A cool breeze swept her like a literal breath of fresh air, and she inhaled deeply. Though her black cape was but a cheap knockoff, it made a pretty effective blanket . . . nice out here in the early autumn night, but stifling in the crowded store. At the bottom of the stairs, she spied a familiar pink backpack and waved to Callie, who jumped up and down and waved back. With a final smile for the girl, Darla turned her attention to the rest of the line.

While it seemed that Hillary and Koji—stopwatch or not—were keeping things moving in the store, the line here on the street didn’t seem to be getting much shorter. Though the barricades still remained in place, it appeared from Darla’s vantage point that the blue sawhorses had steadily shifted. The line was no longer a neat, single file affair, but rather an untidy column three and four abreast in some spots.

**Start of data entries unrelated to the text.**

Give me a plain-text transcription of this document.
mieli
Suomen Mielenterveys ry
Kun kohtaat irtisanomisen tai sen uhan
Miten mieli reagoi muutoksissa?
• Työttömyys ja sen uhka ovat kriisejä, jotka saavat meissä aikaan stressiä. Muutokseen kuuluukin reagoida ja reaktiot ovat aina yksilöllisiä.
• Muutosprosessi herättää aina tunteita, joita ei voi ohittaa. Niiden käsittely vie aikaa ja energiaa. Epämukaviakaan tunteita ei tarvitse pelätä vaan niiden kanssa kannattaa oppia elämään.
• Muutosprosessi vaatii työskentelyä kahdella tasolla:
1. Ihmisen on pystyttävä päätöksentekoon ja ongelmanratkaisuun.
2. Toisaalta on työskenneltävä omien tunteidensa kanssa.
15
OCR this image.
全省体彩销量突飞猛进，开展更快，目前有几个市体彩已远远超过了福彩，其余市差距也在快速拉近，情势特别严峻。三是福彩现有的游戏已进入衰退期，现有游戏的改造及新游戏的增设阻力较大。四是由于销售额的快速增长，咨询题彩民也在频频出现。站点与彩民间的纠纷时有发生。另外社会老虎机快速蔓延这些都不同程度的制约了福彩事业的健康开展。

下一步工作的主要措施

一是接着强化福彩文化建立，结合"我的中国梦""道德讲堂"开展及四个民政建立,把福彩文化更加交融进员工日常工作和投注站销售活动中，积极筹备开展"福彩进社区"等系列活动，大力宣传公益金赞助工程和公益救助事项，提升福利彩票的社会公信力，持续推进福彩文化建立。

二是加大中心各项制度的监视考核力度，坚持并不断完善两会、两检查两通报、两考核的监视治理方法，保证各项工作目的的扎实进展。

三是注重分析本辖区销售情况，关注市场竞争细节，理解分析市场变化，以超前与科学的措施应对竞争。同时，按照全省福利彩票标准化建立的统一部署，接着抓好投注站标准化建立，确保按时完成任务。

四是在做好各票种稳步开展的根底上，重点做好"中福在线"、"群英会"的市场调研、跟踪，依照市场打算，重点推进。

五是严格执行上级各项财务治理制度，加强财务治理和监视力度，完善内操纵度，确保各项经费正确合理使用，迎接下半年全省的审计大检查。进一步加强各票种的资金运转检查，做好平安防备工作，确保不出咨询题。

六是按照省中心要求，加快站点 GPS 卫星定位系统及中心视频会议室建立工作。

Moreover, a new wrinkle had been added to the festivities. The Lone Protester had abandoned her post across the street and was now walking up and down the line of Valerie’s fans, her sign held high. That one-woman demonstration was not going unnoticed by the faithful, for Darla could hear a few vulgarities being shouted over the general backdrop of noise.

She barely had time to tell herself, Trouble waiting to happen , when it did.